Chancellor of the Exchequer Rachel Reeves’ announcement of the scrapping of the planned rise in fuel duty, as part of the Government’s efforts to reduce the cost of living as a result of pressure from the war in Iran, throws a lifeline to industries on the brink, says Scott Parsons, Transport and Logistics Senior Manager at business advisory and accountancy firm Menzies LLP, but a cost crisis is far from over:
“Scrapping the planned rise in fuel duty provides much needed relief for retailers, hauliers, and a hospitality industry currently on its knees. It comes at a point when geopolitical tensions in the Middle East have been driving inflation through supply chains and pushing fuel and energy costs to levels unseen before conflict began in February. Food price inflation is at 3% and forecast by some industry groups to approach 10% by the end of the year, and wage bills are adding further pressure to businesses that have very little room left to absorb it.”
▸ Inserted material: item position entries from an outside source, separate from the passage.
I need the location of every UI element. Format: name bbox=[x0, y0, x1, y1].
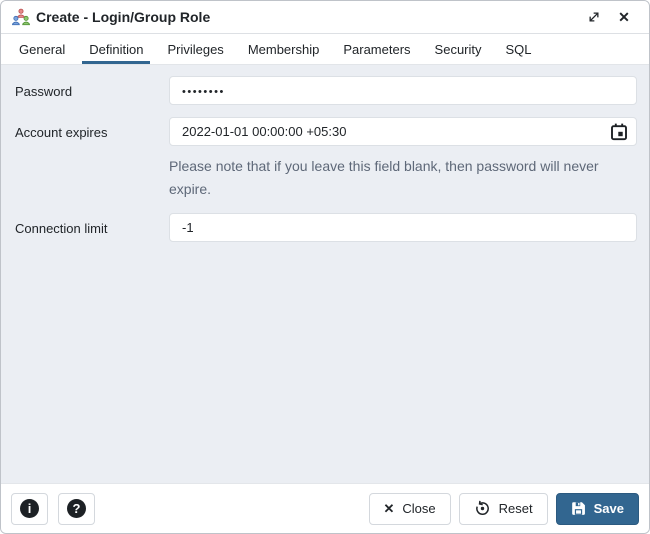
tab-membership[interactable]: Membership bbox=[241, 34, 327, 64]
save-floppy-icon bbox=[571, 502, 585, 515]
account-expires-note: Please note that if you leave this field… bbox=[169, 158, 599, 197]
close-icon: ✕ bbox=[618, 9, 630, 25]
account-expires-input[interactable] bbox=[169, 117, 637, 146]
connection-limit-input[interactable] bbox=[169, 213, 637, 242]
create-login-group-role-dialog: Create - Login/Group Role ✕ General Defi… bbox=[0, 0, 650, 534]
reset-icon bbox=[475, 500, 489, 515]
login-group-role-icon bbox=[12, 8, 30, 26]
tab-general[interactable]: General bbox=[12, 34, 72, 64]
save-button[interactable]: Save bbox=[555, 492, 639, 525]
sql-help-button[interactable]: i bbox=[11, 492, 48, 525]
tab-definition[interactable]: Definition bbox=[82, 34, 151, 64]
question-icon: ? bbox=[67, 499, 86, 518]
tab-sql[interactable]: SQL bbox=[499, 34, 539, 64]
dialog-title: Create - Login/Group Role bbox=[36, 9, 211, 25]
dialog-titlebar: Create - Login/Group Role ✕ bbox=[1, 1, 649, 34]
password-input[interactable] bbox=[169, 76, 637, 105]
window-close-button[interactable]: ✕ bbox=[613, 6, 635, 28]
connection-limit-row: Connection limit bbox=[15, 213, 637, 242]
reset-button[interactable]: Reset bbox=[458, 492, 548, 525]
account-expires-row: Account expires bbox=[15, 117, 637, 146]
password-label: Password bbox=[15, 84, 73, 99]
maximize-icon[interactable] bbox=[583, 6, 605, 28]
calendar-icon bbox=[611, 123, 627, 140]
close-x-icon: ✕ bbox=[383, 501, 395, 516]
close-button-label: Close bbox=[402, 501, 436, 516]
password-field-wrap bbox=[169, 76, 637, 105]
account-expires-label: Account expires bbox=[15, 125, 108, 140]
account-expires-field-wrap bbox=[169, 117, 637, 146]
connection-limit-field-wrap bbox=[169, 213, 637, 242]
tab-privileges[interactable]: Privileges bbox=[160, 34, 230, 64]
save-button-label: Save bbox=[593, 501, 624, 516]
diagonal-expand-icon bbox=[589, 12, 599, 22]
connection-limit-label: Connection limit bbox=[15, 221, 108, 236]
dialog-tabbar: General Definition Privileges Membership… bbox=[1, 34, 649, 65]
tab-security[interactable]: Security bbox=[428, 34, 489, 64]
dialog-help-button[interactable]: ? bbox=[58, 492, 95, 525]
tab-parameters[interactable]: Parameters bbox=[336, 34, 417, 64]
info-icon: i bbox=[20, 499, 39, 518]
close-button[interactable]: ✕ Close bbox=[368, 492, 451, 525]
calendar-picker-button[interactable] bbox=[607, 120, 631, 143]
dialog-footer: i ? ✕ Close Reset Save bbox=[1, 483, 649, 533]
password-row: Password bbox=[15, 76, 637, 105]
reset-button-label: Reset bbox=[498, 501, 533, 516]
definition-tab-panel: Password Account expires Please not bbox=[1, 65, 649, 483]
“At the same time, the government is pressing supermarkets to voluntarily freeze the price of key groceries. But with fertiliser and animal feed prices surging since transport through the Strait of Hormuz was blocked, asking retailers to hold the line without addressing underlying cost burdens is asking them to sell goods at a loss. The government cannot credibly ask businesses to absorb rising costs on one hand while adding to them on the other. For sectors operating on tight margins, this is the broader problem: pressures of this magnitude do not stay within businesses but pass through supply chains and ultimately land on the consumer, posing a significant threat to the wider economy.”
“This duty decision helps keep pump prices lower than they would otherwise be. For businesses already at breaking point, it is a step in the right direction and could prove the difference between goods reaching shelves affordably and the shortages and hikes that hit hardest those with the least to spend.”